La projection ne donne rien d'autre à voir que la mer, une forte houle bleue que
I'artiste a su magnifiquement filmer. Masse d'eau déferlante dont la vision
éblouie comme une peinture de Turner, Monet ou Twombly. Les vagues, sans
cesse se projettent à la verticale, recouvrant tout l'écran. A leurs crêtes, une mousse laiteuse éclabousse ou recouvre l'opacité bleue sombre de la masse gigantesque en mouvement.

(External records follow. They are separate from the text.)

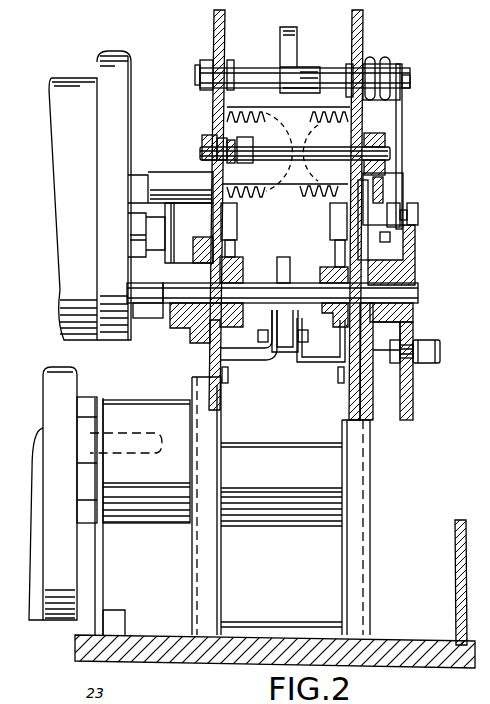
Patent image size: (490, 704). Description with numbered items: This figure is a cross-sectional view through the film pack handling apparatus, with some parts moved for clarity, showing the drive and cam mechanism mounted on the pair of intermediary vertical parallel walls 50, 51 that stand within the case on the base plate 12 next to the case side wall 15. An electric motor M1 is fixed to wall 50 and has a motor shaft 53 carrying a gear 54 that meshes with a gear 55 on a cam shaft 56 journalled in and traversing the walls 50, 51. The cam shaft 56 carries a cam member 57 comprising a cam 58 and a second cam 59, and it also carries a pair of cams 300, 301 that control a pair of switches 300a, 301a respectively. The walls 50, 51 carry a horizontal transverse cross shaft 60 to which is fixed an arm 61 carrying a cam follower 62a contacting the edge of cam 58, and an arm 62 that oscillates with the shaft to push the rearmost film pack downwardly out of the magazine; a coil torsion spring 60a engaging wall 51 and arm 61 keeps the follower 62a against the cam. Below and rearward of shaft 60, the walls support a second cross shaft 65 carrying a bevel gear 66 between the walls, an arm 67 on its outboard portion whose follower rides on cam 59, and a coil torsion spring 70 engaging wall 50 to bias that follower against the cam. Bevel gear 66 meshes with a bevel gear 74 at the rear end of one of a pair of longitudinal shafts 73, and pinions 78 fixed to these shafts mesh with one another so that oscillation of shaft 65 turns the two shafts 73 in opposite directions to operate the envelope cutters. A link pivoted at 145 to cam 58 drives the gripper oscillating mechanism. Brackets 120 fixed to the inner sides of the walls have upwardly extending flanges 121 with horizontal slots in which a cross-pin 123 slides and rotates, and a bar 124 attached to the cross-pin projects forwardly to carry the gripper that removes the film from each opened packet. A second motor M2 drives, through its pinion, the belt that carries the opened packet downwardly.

The electric motor M1 is at (67, 80).
The second motor M2 is at (55, 624).
The base plate 12 is at (185, 657).
The side wall 15 is at (463, 594).
The intermediate vertical side wall 50 is at (228, 23).
The intermediate vertical side wall 51 is at (376, 12).
The motor shaft 53 is at (145, 292).
The gear 54 is at (200, 215).
The gear 55 is at (203, 340).
The cam shaft 56 is at (420, 292).
The cam member 57 is at (440, 245).
The cam 58 is at (413, 406).
The second cam 59 is at (380, 361).
The cross shaft 60 is at (260, 57).
The coil torsion spring 60a is at (387, 60).
The arm 61 is at (400, 180).
The arm 62 is at (297, 42).
The cam follower 62a is at (415, 210).
The cross shaft 65 is at (393, 155).
The bevel gear 66 is at (296, 223).
The arm 67 is at (387, 220).
The coil torsion spring 70 is at (221, 130).
The longitudinal shaft 73 is at (319, 181).
The bevel gear 74 is at (325, 136).
The pinion 78 is at (310, 120).
The bracket 120 is at (245, 360).
The flange 121 is at (263, 341).
The cross-pin 123 is at (307, 310).
The bar 124 is at (268, 263).
The pivot 145 is at (418, 337).
The cam 300 is at (244, 273).
The switch 300a is at (236, 213).
The cam 301 is at (326, 321).
The switch 301a is at (337, 211).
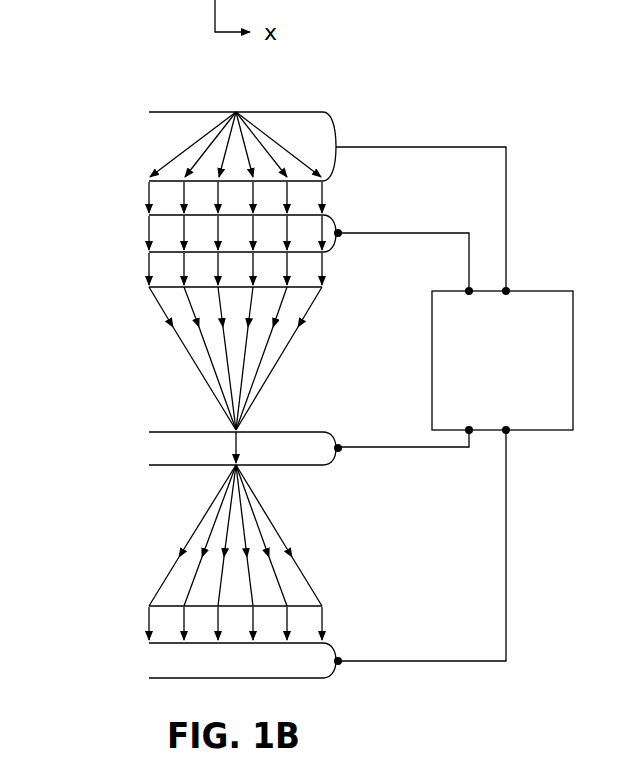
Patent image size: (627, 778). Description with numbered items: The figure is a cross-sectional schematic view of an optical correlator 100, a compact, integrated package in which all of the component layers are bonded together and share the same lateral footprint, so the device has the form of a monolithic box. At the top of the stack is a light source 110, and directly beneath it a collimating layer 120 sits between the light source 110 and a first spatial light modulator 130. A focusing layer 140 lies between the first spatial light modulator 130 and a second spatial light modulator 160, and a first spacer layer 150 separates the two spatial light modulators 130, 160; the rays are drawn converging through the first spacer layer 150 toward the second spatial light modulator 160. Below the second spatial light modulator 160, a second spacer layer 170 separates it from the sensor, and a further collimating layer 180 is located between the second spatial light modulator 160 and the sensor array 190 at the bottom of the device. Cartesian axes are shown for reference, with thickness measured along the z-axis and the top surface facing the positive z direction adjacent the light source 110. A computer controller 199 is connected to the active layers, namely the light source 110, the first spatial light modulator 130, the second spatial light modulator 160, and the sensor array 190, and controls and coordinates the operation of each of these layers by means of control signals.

The optical correlator 100 is at (371, 122).
The light source 110 is at (130, 112).
The collimating layer 120 is at (130, 182).
The first spatial light modulator 130 is at (130, 216).
The focusing layer 140 is at (130, 253).
The first spacer layer 150 is at (130, 289).
The second spatial light modulator 160 is at (130, 432).
The second spacer layer 170 is at (130, 467).
The further collimating layer 180 is at (130, 607).
The sensor array 190 is at (130, 643).
The computer controller 199 is at (482, 365).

Le plein écran et l'enregistrement en boucle, sans début ni fin, illustrent parfaitement l'infinité du temps, un temps immémorial à I'écoulement inexorable quand le battement repété des vagues résonne comme une pulsion de vie, une respiration au présent.
On a pu voir récemment au centre Electra à Paris, dans le cadre d'une
exposition sur l'Algérie, une autre vidéo de Leccia où la mer jouait aussi le rôle principal, on y voyait juste les remous du sillage laissé par l'éloignement d'un bateau (invisible) dans une mer rouge sang à l'eau épaisse et visqueuse.
Une image extrêmement poignante parlant autant aux français rapatriés des années soixante fuyant un massacre annoncé qu'aux exilés algériens d'aujourdhui se réfugiant en France pour échapper aux attentats meurtriers perpétrés par leurs amis d'hier.
Ces deux vidéos d'Ange Leccia témoignent de la puissance visuelle de son
langage métaphorique qui, à l'image des peintres d'autrefois et notamment de ceux du 17e siècle, savaient si bien évoquer plastiquement une pensée telle que celle de la fuite du temps, de la vie à la mort.
A voir en même temps l'exposition "Napoléon et la Mer" qui regroupe un ensemble important de peintures d'Horace Vernot - des très
grands formats sur les villes portuaires de France- dans une scénographie
prestigieuse à l'image de la Royale : une collection unique au monde de
vaisseaux, de maquettes et de sculptures du 18e siècle.